Stanford’s Edward Lazear and Kathryn Shaw demonstrated in 2007 that businesses and other organizations were increasingly relying on group work. Since then, such work has become a mainstay, especially in the technology and engineering industries.
But this brings some challenges when it comes to assigning credit for work well done, the kind of credit that can lead to promotions and raises. Say five people work together on a project. Who did what?
When an employer can’t directly observe each individual’s contribution to a team’s results, demographic characteristics may come into play and affect who gets credit, suggests research by Chicago Booth’s Heather Sarsons, European University Institute’s Klarita Gërxhani, New York University Abu Dhabi's Ernesto Reuben, and University of Amsterdam’s Arthur Schram. Their work finds that employers are more likely to assign credit to men, a pattern that they say contributes to and helps maintain gender segregation in certain occupations.
The researchers turned to an industry they know well: academic economics, which has a large tenure gap between men and women, as well as a growing amount of group work.

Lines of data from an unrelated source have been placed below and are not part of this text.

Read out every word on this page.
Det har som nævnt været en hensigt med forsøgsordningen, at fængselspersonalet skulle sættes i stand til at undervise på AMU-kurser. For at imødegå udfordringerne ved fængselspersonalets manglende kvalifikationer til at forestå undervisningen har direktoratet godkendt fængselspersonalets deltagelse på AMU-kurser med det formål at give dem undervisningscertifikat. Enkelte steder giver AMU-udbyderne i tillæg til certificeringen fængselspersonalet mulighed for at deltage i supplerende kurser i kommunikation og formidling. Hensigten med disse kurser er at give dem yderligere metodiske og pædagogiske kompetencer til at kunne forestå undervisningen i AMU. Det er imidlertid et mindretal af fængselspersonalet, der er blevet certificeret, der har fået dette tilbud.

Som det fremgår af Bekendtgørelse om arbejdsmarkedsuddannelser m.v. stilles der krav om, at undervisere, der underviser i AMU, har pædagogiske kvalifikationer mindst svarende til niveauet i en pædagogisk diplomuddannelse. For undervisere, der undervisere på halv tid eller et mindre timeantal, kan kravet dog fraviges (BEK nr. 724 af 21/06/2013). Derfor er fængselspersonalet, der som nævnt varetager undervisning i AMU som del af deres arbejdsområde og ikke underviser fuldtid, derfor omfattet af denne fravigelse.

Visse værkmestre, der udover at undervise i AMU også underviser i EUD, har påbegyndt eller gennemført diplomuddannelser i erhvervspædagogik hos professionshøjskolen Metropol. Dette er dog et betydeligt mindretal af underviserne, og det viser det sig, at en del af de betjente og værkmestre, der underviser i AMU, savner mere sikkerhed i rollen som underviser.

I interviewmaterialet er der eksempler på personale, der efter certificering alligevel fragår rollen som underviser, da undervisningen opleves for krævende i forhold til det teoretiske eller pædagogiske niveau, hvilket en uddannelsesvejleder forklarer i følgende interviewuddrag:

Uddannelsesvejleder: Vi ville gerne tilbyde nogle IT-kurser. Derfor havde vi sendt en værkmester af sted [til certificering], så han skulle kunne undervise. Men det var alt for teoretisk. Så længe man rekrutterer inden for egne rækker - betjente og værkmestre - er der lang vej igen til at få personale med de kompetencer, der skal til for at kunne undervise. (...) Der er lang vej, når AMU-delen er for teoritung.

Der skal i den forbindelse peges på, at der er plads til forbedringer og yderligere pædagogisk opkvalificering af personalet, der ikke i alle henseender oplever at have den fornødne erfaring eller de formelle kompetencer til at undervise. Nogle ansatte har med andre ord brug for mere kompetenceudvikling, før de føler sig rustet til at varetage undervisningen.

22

To quantitatively assess researchers’ work, Sarsons, Gërxhani, Reuben, and Schram looked at the number of papers produced by academic, research-focused economists who were up for tenure over a 20-year period. They constructed a data set using the curricula vitae of economists who were up for tenure between 1985 and 2014 at 23 of the top PhD-granting universities in the United States, homing in on schools where research was the greatest factor in promotions. They collected historical faculty lists and took other steps to locate anyone who had gone up for tenure.